Even though I thought Reagan was a phoney as a 3 dollar bill I think he was a lot better actor than he was given credit for. And he knew how to deliver a line so with good writers backing him he could be very funny.
The thing that surprised me was that even with all of his show biz experience he seemed to forget rule one about all microphones in your vicinity - always assume they are on.
How can you get away without mentioning the Genesis video “Land of Confusion” animated by claymation studio Spitting Image? “Water!”
Not to reanimate this particular zombie of a debate, but at best, Reagan gave them the final push. The Soviet economy had been long past bankrupt, and with the last of the chronically ill demogogues finally snuffing it, it was inevitable that change of some kind was going to occur. It’s more a kudos to Gorbachev for directing it in a positive manner rather than any external influence.

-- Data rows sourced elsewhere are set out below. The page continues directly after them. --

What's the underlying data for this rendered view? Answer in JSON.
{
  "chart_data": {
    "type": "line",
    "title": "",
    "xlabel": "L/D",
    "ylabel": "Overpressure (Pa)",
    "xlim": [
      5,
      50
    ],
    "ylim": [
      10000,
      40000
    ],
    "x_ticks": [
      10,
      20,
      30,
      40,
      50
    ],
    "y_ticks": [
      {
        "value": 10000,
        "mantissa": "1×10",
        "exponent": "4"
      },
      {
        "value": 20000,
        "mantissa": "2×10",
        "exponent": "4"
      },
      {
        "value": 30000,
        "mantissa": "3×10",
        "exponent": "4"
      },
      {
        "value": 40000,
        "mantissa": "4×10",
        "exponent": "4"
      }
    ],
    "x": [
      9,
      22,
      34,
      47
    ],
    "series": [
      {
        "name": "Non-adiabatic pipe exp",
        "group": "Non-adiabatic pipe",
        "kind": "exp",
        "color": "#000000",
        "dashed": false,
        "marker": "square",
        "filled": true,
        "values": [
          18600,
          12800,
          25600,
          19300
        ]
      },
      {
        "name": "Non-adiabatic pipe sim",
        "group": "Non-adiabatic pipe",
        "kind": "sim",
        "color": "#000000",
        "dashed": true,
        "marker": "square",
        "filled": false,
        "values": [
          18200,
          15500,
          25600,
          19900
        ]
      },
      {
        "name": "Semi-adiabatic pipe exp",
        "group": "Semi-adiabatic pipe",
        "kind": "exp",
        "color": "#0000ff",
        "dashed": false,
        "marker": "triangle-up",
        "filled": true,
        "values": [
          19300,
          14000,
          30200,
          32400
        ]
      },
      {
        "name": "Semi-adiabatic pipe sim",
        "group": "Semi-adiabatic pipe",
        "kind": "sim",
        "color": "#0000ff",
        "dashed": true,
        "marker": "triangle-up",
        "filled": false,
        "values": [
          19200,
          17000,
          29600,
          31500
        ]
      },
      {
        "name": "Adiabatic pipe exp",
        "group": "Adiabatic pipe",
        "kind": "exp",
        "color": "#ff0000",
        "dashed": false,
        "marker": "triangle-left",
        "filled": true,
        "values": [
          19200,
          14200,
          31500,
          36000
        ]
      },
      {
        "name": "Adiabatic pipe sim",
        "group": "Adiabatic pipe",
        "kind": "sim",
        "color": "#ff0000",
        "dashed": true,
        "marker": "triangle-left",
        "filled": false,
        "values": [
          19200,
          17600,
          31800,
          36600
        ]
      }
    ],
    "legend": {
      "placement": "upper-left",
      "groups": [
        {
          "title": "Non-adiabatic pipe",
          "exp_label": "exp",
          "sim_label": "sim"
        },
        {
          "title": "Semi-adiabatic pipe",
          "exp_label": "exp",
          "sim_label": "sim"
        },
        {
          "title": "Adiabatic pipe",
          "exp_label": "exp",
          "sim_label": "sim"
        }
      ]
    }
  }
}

Reagan was a loss as an executive–the man reputedly fell asleep in Cabinet meetings while his advisors made critical decisions–but he did a good job of distracting the nation from real problems, a lesson Jimmy “Swamp Rabbit” Carter could well have used, as could have Reagan’s successor. (Clinton, on the other hand, knew the lesson and knew it well.)
Anyway, that quote is not my sound bite for incoming e-mail, which has already been a source of entertainment for me and my rocket engineer coworkers. Stanley Kubrick and Terry Southern couldn’t have done it any better.